Die Eroberung der Luft, die zu verwirklichen wir jetzt schon beginnen, ist eine der großen Errungenschaften, die dem „tausendjährigen Reich“ ganz besonders zu statten kommen werden. Alles, was uns das Reisen, den Verkehr und Transport zu erleichtern geschaffen ist, verringert für uns die Entfernungen, bringt uns das bisher Ferne näher und näher und macht uns den Fremden und Ausländern förmlich zum Landsmann, zum Nachbar und Freunde.
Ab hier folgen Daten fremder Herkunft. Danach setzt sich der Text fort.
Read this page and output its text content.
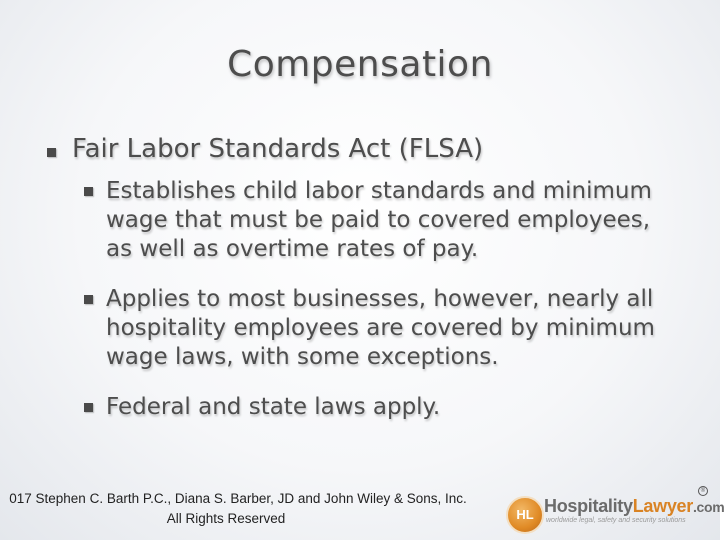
Compensation
Fair Labor Standards Act (FLSA)
Establishes child labor standards and minimum wage that must be paid to covered employees, as well as overtime rates of pay.
Applies to most businesses, however, nearly all hospitality employees are covered by minimum wage laws, with some exceptions.
Federal and state laws apply.
017 Stephen C. Barth P.C., Diana S. Barber, JD and John Wiley & Sons, Inc.
All Rights Reserved	HL HospitalityLawyer.com
worldwide legal, safety and security solutions
®
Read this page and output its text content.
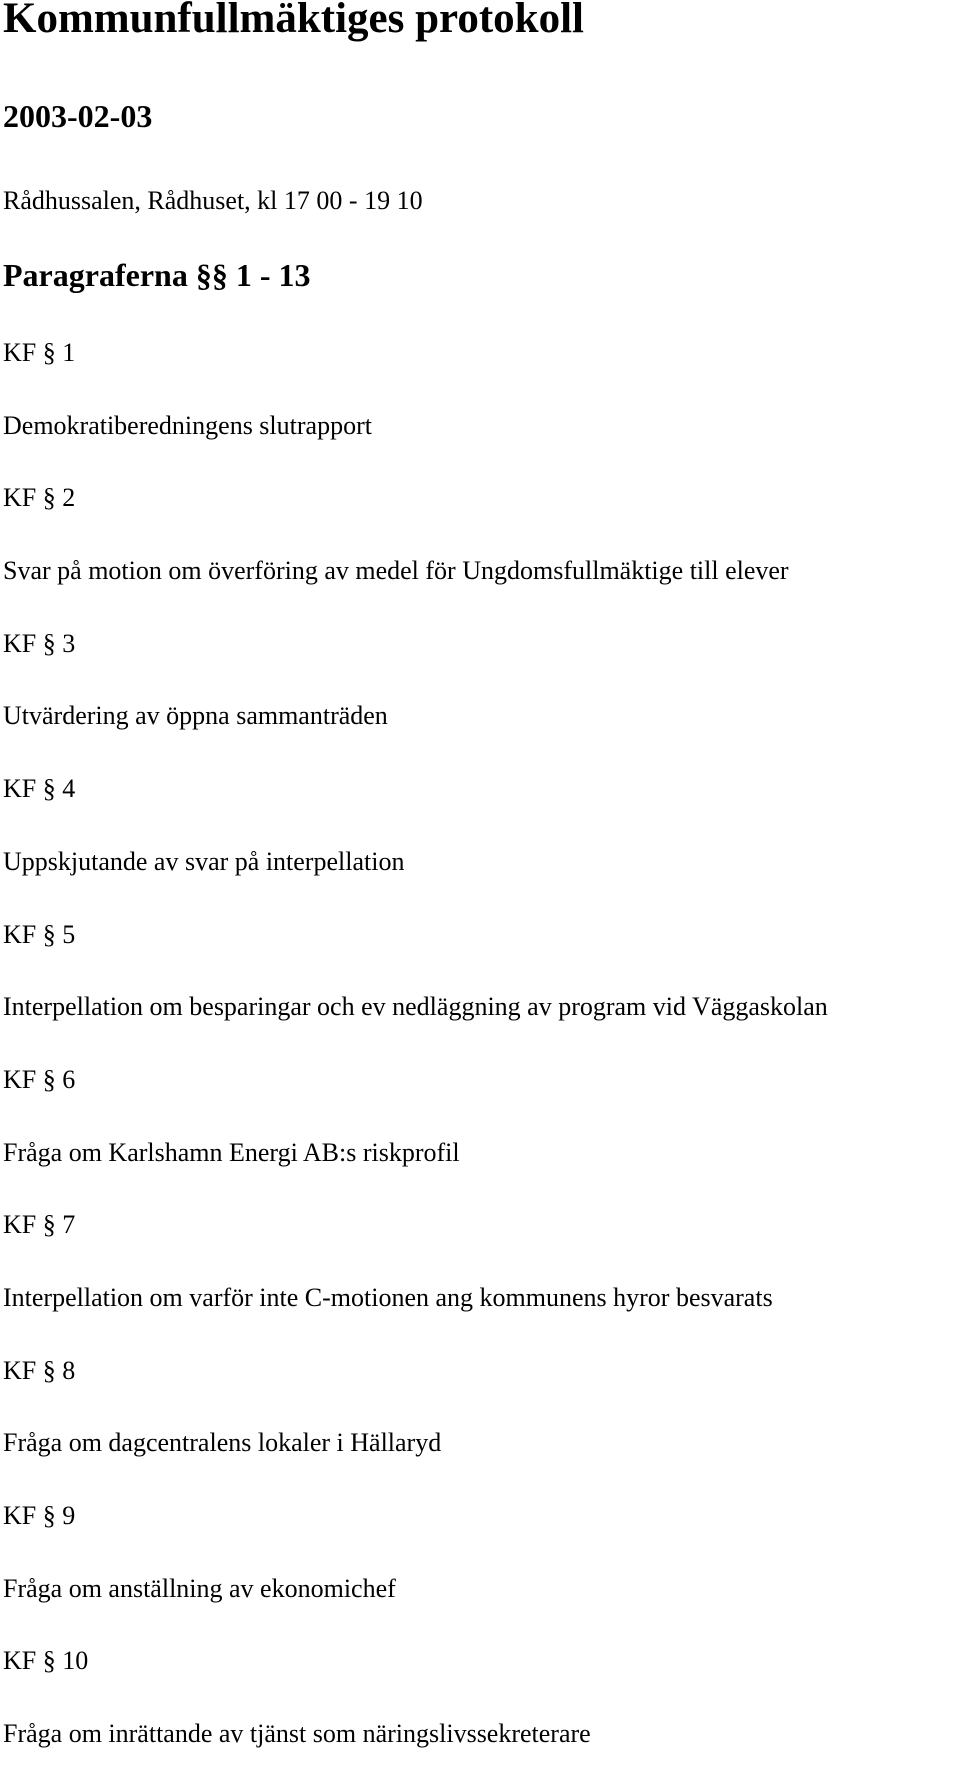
Kommunfullmäktiges protokoll
2003-02-03

Rådhussalen, Rådhuset, kl 17 00 - 19 10

Paragraferna §§ 1 - 13
KF § 1
Demokratiberedningens slutrapport
KF § 2
Svar på motion om överföring av medel för Ungdomsfullmäktige till elever
KF § 3
Utvärdering av öppna sammanträden
KF § 4
Uppskjutande av svar på interpellation
KF § 5
Interpellation om besparingar och ev nedläggning av program vid Väggaskolan
KF § 6
Fråga om Karlshamn Energi AB:s riskprofil
KF § 7
Interpellation om varför inte C-motionen ang kommunens hyror besvarats
KF § 8
Fråga om dagcentralens lokaler i Hällaryd
KF § 9
Fråga om anställning av ekonomichef
KF § 10
Fråga om inrättande av tjänst som näringslivssekreterare
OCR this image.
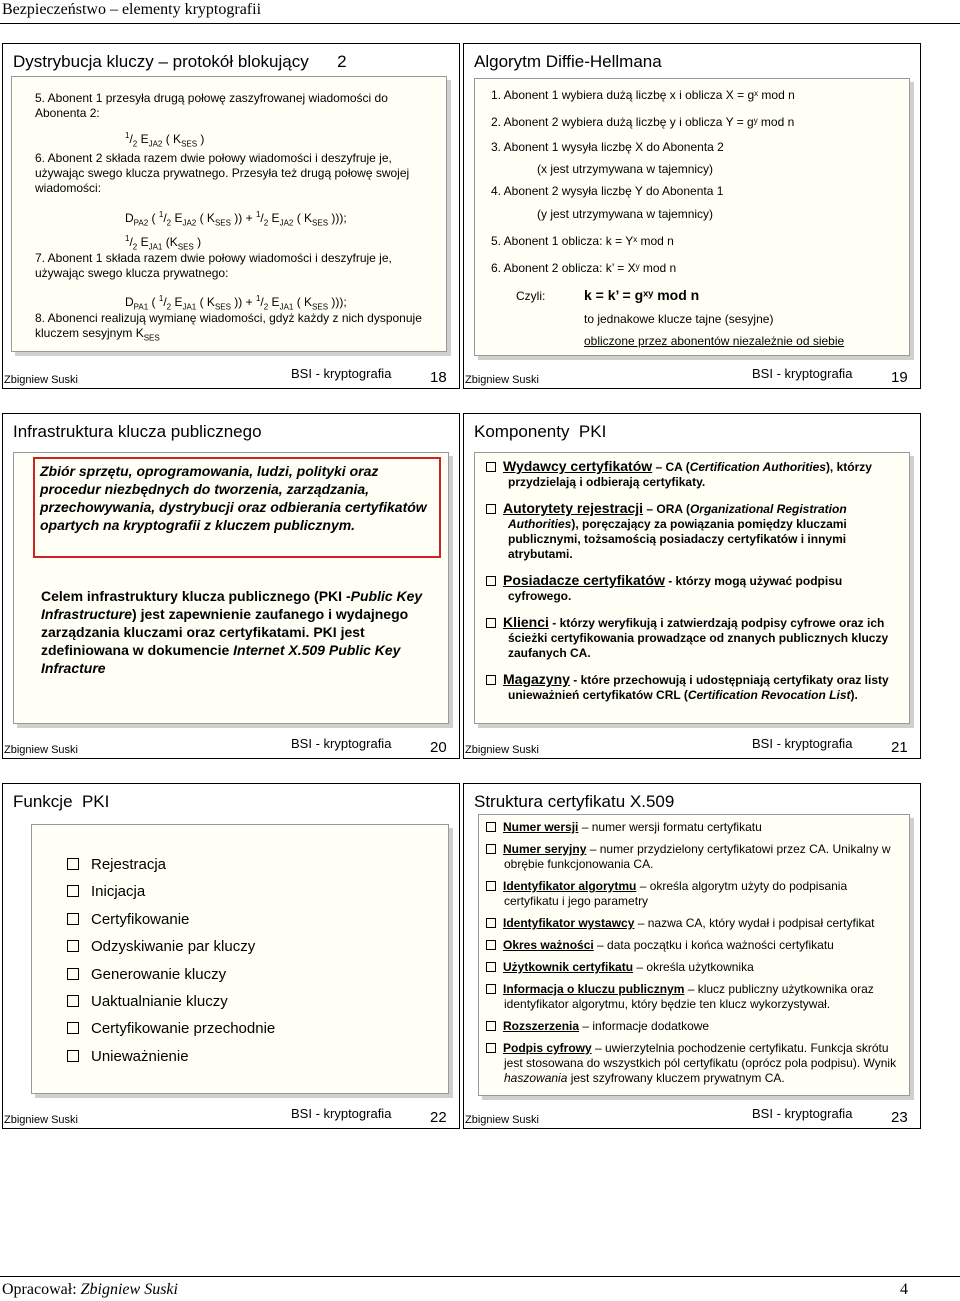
Bezpieczeństwo – elementy kryptografii
Dystrybucja kluczy – protokół blokujący      2
5. Abonent 1 przesyła drugą połowę zaszyfrowanej wiadomości do Abonenta 2:
$^1/_2$ $E_{JA2}$ ( $K_{SES}$ )
6. Abonent 2 składa razem dwie połowy wiadomości i deszyfruje je, używając swego klucza prywatnego. Przesyła też drugą połowę swojej wiadomości:
$D_{PA2}$ ( $^1/_2$ $E_{JA2}$ ( $K_{SES}$ )) + $^1/_2$ $E_{JA2}$ ( $K_{SES}$ )));
$^1/_2$ $E_{JA1}$ ($K_{SES}$ )
7. Abonent 1 składa razem dwie połowy wiadomości i deszyfruje je, używając swego klucza prywatnego:
$D_{PA1}$ ( $^1/_2$ $E_{JA1}$ ( $K_{SES}$ )) + $^1/_2$ $E_{JA1}$ ( $K_{SES}$ )));
8. Abonenci realizują wymianę wiadomości, gdyż każdy z nich dysponuje kluczem sesyjnym $K_{SES}$
Zbigniew Suski	BSI - kryptografia	18
Algorytm Diffie-Hellmana
1. Abonent 1 wybiera dużą liczbę x i oblicza X = gˣ mod n
2. Abonent 2 wybiera dużą liczbę y i oblicza Y = gʸ mod n
3. Abonent 1 wysyła liczbę X do Abonenta 2
(x jest utrzymywana w tajemnicy)
4. Abonent 2 wysyła liczbę Y do Abonenta 1
(y jest utrzymywana w tajemnicy)
5. Abonent 1 oblicza: k = Yˣ mod n
6. Abonent 2 oblicza: k’ = Xʸ mod n
Czyli:	k = k’ = gˣʸ mod n
to jednakowe klucze tajne (sesyjne)
obliczone przez abonentów niezależnie od siebie
Zbigniew Suski	BSI - kryptografia	19
Infrastruktura klucza publicznego
Zbiór sprzętu, oprogramowania, ludzi, polityki oraz procedur niezbędnych do tworzenia, zarządzania, przechowywania, dystrybucji oraz odbierania certyfikatów opartych na kryptografii z kluczem publicznym.
Celem infrastruktury klucza publicznego (PKI -Public Key Infrastructure) jest zapewnienie zaufanego i wydajnego zarządzania kluczami oraz certyfikatami. PKI jest zdefiniowana w dokumencie Internet X.509 Public Key Infracture
Zbigniew Suski	BSI - kryptografia	20
Komponenty  PKI
Wydawcy certyfikatów – CA (Certification Authorities), którzy przydzielają i odbierają certyfikaty.
Autorytety rejestracji – ORA (Organizational Registration Authorities), poręczający za powiązania pomiędzy kluczami publicznymi, tożsamością posiadaczy certyfikatów i innymi atrybutami.
Posiadacze certyfikatów - którzy mogą używać podpisu cyfrowego.
Klienci - którzy weryfikują i zatwierdzają podpisy cyfrowe oraz ich ścieżki certyfikowania prowadzące od znanych publicznych kluczy zaufanych CA.
Magazyny - które przechowują i udostępniają certyfikaty oraz listy unieważnień certyfikatów CRL (Certification Revocation List).
Zbigniew Suski	BSI - kryptografia	21
Funkcje  PKI
Rejestracja
Inicjacja
Certyfikowanie
Odzyskiwanie par kluczy
Generowanie kluczy
Uaktualnianie kluczy
Certyfikowanie przechodnie
Unieważnienie
Zbigniew Suski	BSI - kryptografia	22
Struktura certyfikatu X.509
Numer wersji – numer wersji formatu certyfikatu
Numer seryjny – numer przydzielony certyfikatowi przez CA. Unikalny w obrębie funkcjonowania CA.
Identyfikator algorytmu – określa algorytm użyty do podpisania certyfikatu i jego parametry
Identyfikator wystawcy – nazwa CA, który wydał i podpisał certyfikat
Okres ważności – data początku i końca ważności certyfikatu
Użytkownik certyfikatu – określa użytkownika
Informacja o kluczu publicznym – klucz publiczny użytkownika oraz identyfikator algorytmu, który będzie ten klucz wykorzystywał.
Rozszerzenia – informacje dodatkowe
Podpis cyfrowy – uwierzytelnia pochodzenie certyfikatu. Funkcja skrótu jest stosowana do wszystkich pól certyfikatu (oprócz pola podpisu). Wynik haszowania jest szyfrowany kluczem prywatnym CA.
Zbigniew Suski	BSI - kryptografia	23
Opracował: Zbigniew Suski	4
Der Mechaniker Fulton2 lehrte uns, wie wir dem Orkan trotzen und den Ozean zu unserem Fahrwasser machen können. Morse machte die Elektrizität zu unserem Sendboten, bei dem Zeit und Raum bei der Beförderung von Nachrichten keine Rolle mehr spielen, und Alexander Graham Bell stellt uns den Fernhörer auf unseren Schreibtisch, so daß wir damit der Kunde aus aller Welt lauschen können. Jetzt, durch das Erscheinen der Flugmaschine, werden wir bald die irdische Landstraße verlassen und uns auf der unbegrenzten Himmelsbahn ergehen können. Bald werden wir unsere Luftautomobile haben und damit den sibirischen Himmel und die arktische Wüste durchkreuzen, und wir werden der Fata Morgana über die dürre Wüste hin nachjagen, wie wenn wir jetzt eine alltägliche Reise in ein benachbartes Land oder Städtchen machen.

Neue Kraftquellen

Es gibt ein Problem, welches der Mensch bald zu lösen genötigt sein wird; denn von dessen Lösung hängt die Möglichkeit eines andauernden menschlichen Fortschrittes und einer fortschreitenden Zivilisation vollständig ab. Wir müssen einen Vorrat von Wärme und Kraft haben, der sowohl unerschöpflich in der Quantität, als auch billig in der Gewinnung ist. Ist erst diese Aufgabe gelöst, dann ist der menschliche Emporstieg sehr leicht.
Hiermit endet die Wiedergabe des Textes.